When revolutions are in quest for freedom and justice, even after four decades of their happening, it means that they have gone awry. If hartals (strikes) and demonstrations are staged with the same frequency, the scenario becomes all the more sombre. This is what has taken place in Bangladesh.

Kamal Hussain, the country’s first foreign minister, has written a book to give an account of it. I wish he had said more about the birth of Bangladesh and the failure to sustain the spirit of secular democracy it had evoked. This was a rare revolution which rose above fanaticism and factionalism and beckoned a democratic structure without the pull of religion. Hussain’s story is inadequate and does not tell why a country, which fought against bigot so resolutely, caved in when extremism reared its head.

Not long ago, when Bangladeshis freed themselves from Pakistan in 1970, they rose as Bangladeshi. A Muslim nation fought against Muslims to make religious appeals meaningless. Unfortunately, after the liberation, the Bangladeshis got lost in religious warfare and parochial assertion. Hussain should have underlined the fact that the dream got shattered because religion had the better of secularism. The scene in today’s Bangladesh seems to suggest that extremism is nearly indelible and very few people rise above it.

To trace the movement for liberation is to applaud the Bangladeshis’ triumph over passion and prejudice. It was an ideology which conquered petty considerations. Yet, the story of independence was not that of a struggle alone to liberate oneself from distant Rawalpindi. It was the birth of an ideology of egalitarianism and a society which would fight against sectarianism and religious divisions. The nine months of operation by the Pakistani Army tore all tiers of administration and the machinery of governance and imposed a dictator-like rule. There was also an element of hatred towards the weak and poor Bangladeshis who dared to assert their identity. The only way they had was to revolt. “What could we do when the Pakistan government”, as Shaikh Mujib-ur-Rahman, the father of the nation, said “tried to kill every Bengali and destroy Bangladesh”?

When Mujib took over, he explained that it would take time to set things right. But his appeal had little impression on the people who wanted the revolution to show results. They had seen one miracle happen — the liberation — but wanted another: Economic prosperity. Building it takes time, but the public had no patience. Also, the fire of freedom that burnt fiercely in the hearts lessened as days went by. On the other hand, many anti-liberation elements that had been silenced became active to prove that the liberation had never taken place and that the link with Pakistan should have never been broken. The more radical among the liberators also expected improvement from those in power.

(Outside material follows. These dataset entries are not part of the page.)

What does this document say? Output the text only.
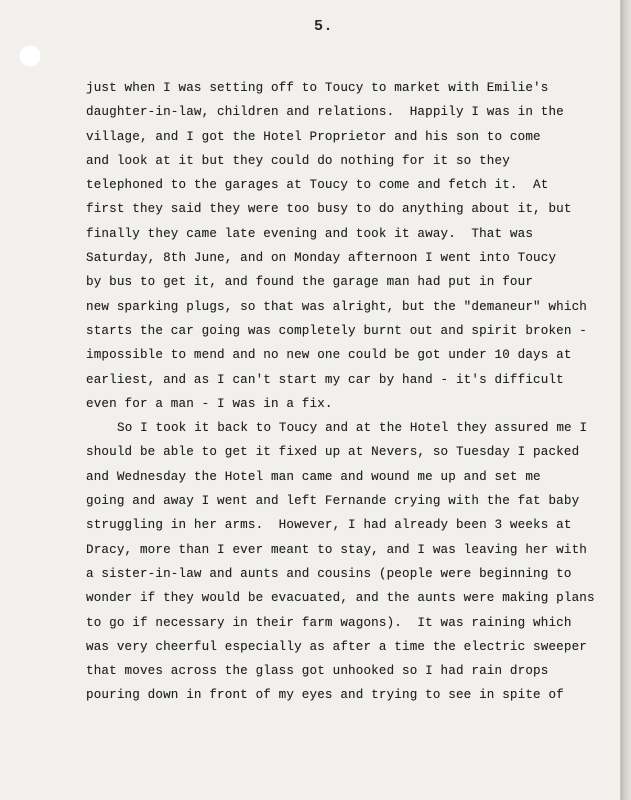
5.
just when I was setting off to Toucy to market with Emilie's
daughter-in-law, children and relations.  Happily I was in the
village, and I got the Hotel Proprietor and his son to come
and look at it but they could do nothing for it so they
telephoned to the garages at Toucy to come and fetch it.  At
first they said they were too busy to do anything about it, but
finally they came late evening and took it away.  That was
Saturday, 8th June, and on Monday afternoon I went into Toucy
by bus to get it, and found the garage man had put in four
new sparking plugs, so that was alright, but the "demaneur" which
starts the car going was completely burnt out and spirit broken -
impossible to mend and no new one could be got under 10 days at
earliest, and as I can't start my car by hand - it's difficult
even for a man - I was in a fix.
So I took it back to Toucy and at the Hotel they assured me I
should be able to get it fixed up at Nevers, so Tuesday I packed
and Wednesday the Hotel man came and wound me up and set me
going and away I went and left Fernande crying with the fat baby
struggling in her arms.  However, I had already been 3 weeks at
Dracy, more than I ever meant to stay, and I was leaving her with
a sister-in-law and aunts and cousins (people were beginning to
wonder if they would be evacuated, and the aunts were making plans
to go if necessary in their farm wagons).  It was raining which
was very cheerful especially as after a time the electric sweeper
that moves across the glass got unhooked so I had rain drops
pouring down in front of my eyes and trying to see in spite of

The country had too many guns. The radicals were not the only ones to find them useful. There were others of different shades of political colours and there were plain brigands without any politics. They did not give up arms. Mujib’s personal magic worked up to a point. According to one estimate, 100,000 to 200,000 arms were never surrendered. Violence lay latent in the land and it appeared with a vengeance when the liberation was over.

However, the most disconcerting development for the Bangladesh leaders was an incipient anti-India feeling, a country which had helped them to become free. “I wish I could die now because relations between India and Bangladesh are so good today that I do not want to see them deteriorating,” Tajuddin Ahmad, once the prime minister, told me.

However, Mujib was not worried when I met him. He said: “I know that some elements, assisted by international interests, are indulging in a whispering campaign against India, but they cannot sabotage the relationship between your great country [India] and Bangladesh. A Bengali does not forget even those who give him only a glass of water. Here, your soldiers laid down their lives for my people. How can they ever forget your sacrifice? You fed ten million refugees for more than ten months. Even now you are giving us food and other assistance. I can assure you that my people are not ungrateful. Therefore, those who are trying to foment trouble will not succeed in their designs.”

Dhaka’s Foreign Office is still peeved over the remark of foreign countries that the policies of Bangladesh are “New Delhi’s carbon copy”. A Foreign Office man told me: “If only we could oppose you somewhere, so that we project an image of our independence.” He betrayed a small-nation complex and it appeared that to prove their country’s separate identity, officials are tempted at times to adopt an anti-India posture.

India’s size looks large. Many civil servants, suddenly becoming conscious that they were employees of a small and yet not prosperous country, indulge in anti-India talk. “Your country is too big,” they say. “Whether your neighbours like it or not, they have to be subservient to you.” Was this the assertion of old parochial sentiment or a complaint against their country’s inadequacy?

All this is missing in Hussain’s book, the feeling of elation and the frustration after its failure. There is not any disclosure as such books promise. Hussain says something about Mujib, but skips the much-talked-about weakness in his capacity to administer. Hussain should have also confirmed or denied the rumour that Mujib was sentenced to death by Pakistani’s military rulers and spared due to the intervention by Zulfikar Ali Bhutto, Pakistan’s popular leader. Maybe, Hussain has yet to publish the untold story of Bangladesh. We should wait for that.

Kuldip Nayar is a former Indian High Commissioner to the United Kingdom and a former Rajya Sabha member.